这是个全动态渲染的网页，禁用 JavaScript 后一片空白，查看源代码发现其中 80% 的部分是 JS 脚本，HTML 只占很少一部分。用传统的抓取静态网页解析 HTML 标签的办法无法获取其中的内容，需要专门的处理手段。

最著名的莫过于使用 Selenium WebDriver 引擎来驱动实体浏览器对网页进行解析，然后从浏览器的结果中提取信息。

关于如何上手使用这一框架的教程一大堆，你转我的我转你的，搜索一大片所获得的还是写差不多的内容，不是很具体和详细。我在实际使用过程中遇到了两个大坑，因为很少有人给出简单有效的解决办法，所以花了不少时间才得以解决。现在把个人经验总结于此，以来日后自己忘了可以回查，二来如果有幸能帮助到有同样困惑的人，也算好事一桩。

准备工作

环境：Python 3.5、Selenium 3.0.2、ChromeDriver，具体配置方法从略。

Google 趋势的热门搜索排行榜的地址是https://trends.google.com/trends/topcharts，在其后用#作为分隔来添加参数，geo表示地区，date表示时间（年月），不同参数用&隔开，例如查询 美国 2016 年 9 月 的排行榜，就在 URL 后添加#geo=US&date=201609。这是基本的 URL 约定，不再赘述。

添加引用

from selenium import webdriver

定义网页引擎并打开指定页面

driver = webdriver.Chrome()
driver.get("https://trends.google.com/trends/topcharts#geo=US&date=201611")

解决等待页面内容加载的问题

抓取内容需要等待目标元素被加载后才可以进行，否则会引起无法定位元素的异常。在静态网页中，页面加载结束后所有的内容就都已经存在在浏览器中，但是在动态加载的网页中，页面加载完毕后，动态加载的元素不一定已经被获取，需要确保目标元素已经完成加载后在进行抓取操作。

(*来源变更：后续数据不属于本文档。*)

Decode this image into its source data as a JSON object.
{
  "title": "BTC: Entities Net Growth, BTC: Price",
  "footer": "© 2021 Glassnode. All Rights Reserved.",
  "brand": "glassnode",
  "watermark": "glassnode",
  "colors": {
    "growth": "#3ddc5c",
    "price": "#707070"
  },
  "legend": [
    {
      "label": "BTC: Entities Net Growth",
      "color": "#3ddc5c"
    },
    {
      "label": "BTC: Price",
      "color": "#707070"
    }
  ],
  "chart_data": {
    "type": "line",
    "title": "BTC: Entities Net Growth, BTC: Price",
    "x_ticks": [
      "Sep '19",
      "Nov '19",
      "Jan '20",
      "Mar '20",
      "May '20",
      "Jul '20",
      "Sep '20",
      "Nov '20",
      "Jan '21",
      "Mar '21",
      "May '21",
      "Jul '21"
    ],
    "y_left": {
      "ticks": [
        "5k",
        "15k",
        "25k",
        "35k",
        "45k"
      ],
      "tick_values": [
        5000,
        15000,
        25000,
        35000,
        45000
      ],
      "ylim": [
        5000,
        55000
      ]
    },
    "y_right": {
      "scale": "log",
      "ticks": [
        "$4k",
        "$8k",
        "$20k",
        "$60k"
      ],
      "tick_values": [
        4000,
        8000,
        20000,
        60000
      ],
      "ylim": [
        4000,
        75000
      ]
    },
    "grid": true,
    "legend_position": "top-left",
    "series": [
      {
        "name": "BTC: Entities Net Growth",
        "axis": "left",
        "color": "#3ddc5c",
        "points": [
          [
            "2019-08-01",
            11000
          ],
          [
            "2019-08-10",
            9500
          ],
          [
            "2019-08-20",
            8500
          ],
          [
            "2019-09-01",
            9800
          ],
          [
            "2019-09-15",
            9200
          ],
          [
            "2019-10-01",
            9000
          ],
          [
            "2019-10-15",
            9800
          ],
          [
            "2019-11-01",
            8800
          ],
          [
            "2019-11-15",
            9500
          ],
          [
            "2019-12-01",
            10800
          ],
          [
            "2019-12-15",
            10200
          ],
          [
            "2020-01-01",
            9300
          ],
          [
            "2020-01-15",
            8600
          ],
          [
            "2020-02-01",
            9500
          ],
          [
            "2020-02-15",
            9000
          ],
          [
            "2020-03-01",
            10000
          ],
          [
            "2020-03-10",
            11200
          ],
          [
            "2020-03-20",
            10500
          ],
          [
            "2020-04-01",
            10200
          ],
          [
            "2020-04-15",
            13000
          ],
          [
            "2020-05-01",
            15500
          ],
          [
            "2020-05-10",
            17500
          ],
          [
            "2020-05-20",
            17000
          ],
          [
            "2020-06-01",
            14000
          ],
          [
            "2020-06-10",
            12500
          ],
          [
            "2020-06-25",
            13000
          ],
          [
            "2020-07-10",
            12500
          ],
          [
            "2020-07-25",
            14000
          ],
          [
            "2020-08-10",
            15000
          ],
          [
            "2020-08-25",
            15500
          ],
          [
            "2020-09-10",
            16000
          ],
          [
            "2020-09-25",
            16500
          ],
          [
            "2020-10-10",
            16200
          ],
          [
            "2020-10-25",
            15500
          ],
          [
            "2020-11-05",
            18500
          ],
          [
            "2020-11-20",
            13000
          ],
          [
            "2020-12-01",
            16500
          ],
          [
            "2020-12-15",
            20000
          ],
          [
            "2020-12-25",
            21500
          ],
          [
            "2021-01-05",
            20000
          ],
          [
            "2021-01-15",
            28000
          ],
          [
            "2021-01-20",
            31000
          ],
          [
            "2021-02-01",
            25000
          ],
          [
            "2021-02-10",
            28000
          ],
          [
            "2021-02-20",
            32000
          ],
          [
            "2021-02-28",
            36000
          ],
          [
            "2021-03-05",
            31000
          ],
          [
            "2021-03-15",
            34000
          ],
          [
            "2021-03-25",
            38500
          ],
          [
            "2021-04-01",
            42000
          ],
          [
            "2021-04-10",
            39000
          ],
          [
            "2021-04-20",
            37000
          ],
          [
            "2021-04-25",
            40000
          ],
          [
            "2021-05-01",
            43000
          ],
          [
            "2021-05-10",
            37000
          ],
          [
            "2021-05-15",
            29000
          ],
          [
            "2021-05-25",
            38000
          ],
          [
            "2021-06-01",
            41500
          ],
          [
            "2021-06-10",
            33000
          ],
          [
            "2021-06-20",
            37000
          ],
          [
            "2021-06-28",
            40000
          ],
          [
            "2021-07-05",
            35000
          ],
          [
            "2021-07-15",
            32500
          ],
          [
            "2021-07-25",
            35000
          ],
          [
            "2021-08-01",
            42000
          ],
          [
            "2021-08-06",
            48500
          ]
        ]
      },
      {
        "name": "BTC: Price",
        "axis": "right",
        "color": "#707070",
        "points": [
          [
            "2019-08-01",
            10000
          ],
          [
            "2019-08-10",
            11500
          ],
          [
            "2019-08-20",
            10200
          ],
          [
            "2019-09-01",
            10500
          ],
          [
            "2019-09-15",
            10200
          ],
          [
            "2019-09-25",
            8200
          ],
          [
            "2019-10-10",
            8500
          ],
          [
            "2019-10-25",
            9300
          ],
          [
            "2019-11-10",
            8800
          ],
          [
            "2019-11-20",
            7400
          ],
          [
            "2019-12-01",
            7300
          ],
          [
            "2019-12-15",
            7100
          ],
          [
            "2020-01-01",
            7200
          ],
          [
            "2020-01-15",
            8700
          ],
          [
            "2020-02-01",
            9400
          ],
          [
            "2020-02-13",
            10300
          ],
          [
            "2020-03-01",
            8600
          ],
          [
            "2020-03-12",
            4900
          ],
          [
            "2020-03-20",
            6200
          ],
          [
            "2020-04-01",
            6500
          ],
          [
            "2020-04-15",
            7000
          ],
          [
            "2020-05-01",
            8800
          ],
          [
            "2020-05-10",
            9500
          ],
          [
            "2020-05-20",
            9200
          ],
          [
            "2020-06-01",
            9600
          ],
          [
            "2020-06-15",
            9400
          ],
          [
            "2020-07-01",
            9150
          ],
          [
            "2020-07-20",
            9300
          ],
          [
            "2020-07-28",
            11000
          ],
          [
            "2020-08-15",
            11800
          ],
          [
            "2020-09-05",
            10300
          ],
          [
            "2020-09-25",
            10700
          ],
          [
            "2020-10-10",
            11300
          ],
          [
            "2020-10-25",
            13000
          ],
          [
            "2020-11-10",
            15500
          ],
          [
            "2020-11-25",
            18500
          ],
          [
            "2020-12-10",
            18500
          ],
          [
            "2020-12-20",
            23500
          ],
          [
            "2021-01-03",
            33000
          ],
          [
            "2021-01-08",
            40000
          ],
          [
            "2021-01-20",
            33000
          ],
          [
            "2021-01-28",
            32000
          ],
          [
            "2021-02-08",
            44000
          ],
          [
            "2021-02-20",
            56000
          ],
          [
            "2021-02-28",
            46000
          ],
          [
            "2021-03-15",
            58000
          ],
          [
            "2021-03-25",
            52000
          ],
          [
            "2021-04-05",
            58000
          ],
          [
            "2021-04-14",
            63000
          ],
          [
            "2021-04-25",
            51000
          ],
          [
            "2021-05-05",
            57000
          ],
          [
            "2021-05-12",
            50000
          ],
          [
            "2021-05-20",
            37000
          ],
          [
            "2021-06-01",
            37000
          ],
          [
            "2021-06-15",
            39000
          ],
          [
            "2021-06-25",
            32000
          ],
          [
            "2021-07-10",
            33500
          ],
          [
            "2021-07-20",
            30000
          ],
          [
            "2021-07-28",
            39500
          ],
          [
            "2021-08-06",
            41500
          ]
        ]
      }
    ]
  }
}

在网上查询解决方案时大多为很鸡肋的“硬方法”，即人为将程序暂停一段时间，等待页面加载完成。

import time

driver = webdriver.Chrome()
driver.get("https://trends.google.com/trends/topcharts#geo=US&date=201611")

# Wait for completion.
time.sleep(3)

# Extract information.

这样做弊病很多，一方面由于网络环境的不确定性，程序无法确保在规定等待时间结束后目标元素已经加载完成；另一方面如果在指定时间内就已经加载完成，则会造成不必要的时间浪费。无论哪一种都不是理想的解决思路。

应该使用 Selenium 框架提供的官方解决方案，由检测目标元素的可见性确定加载是否完成，阻塞程序然后再进行下一步的处理。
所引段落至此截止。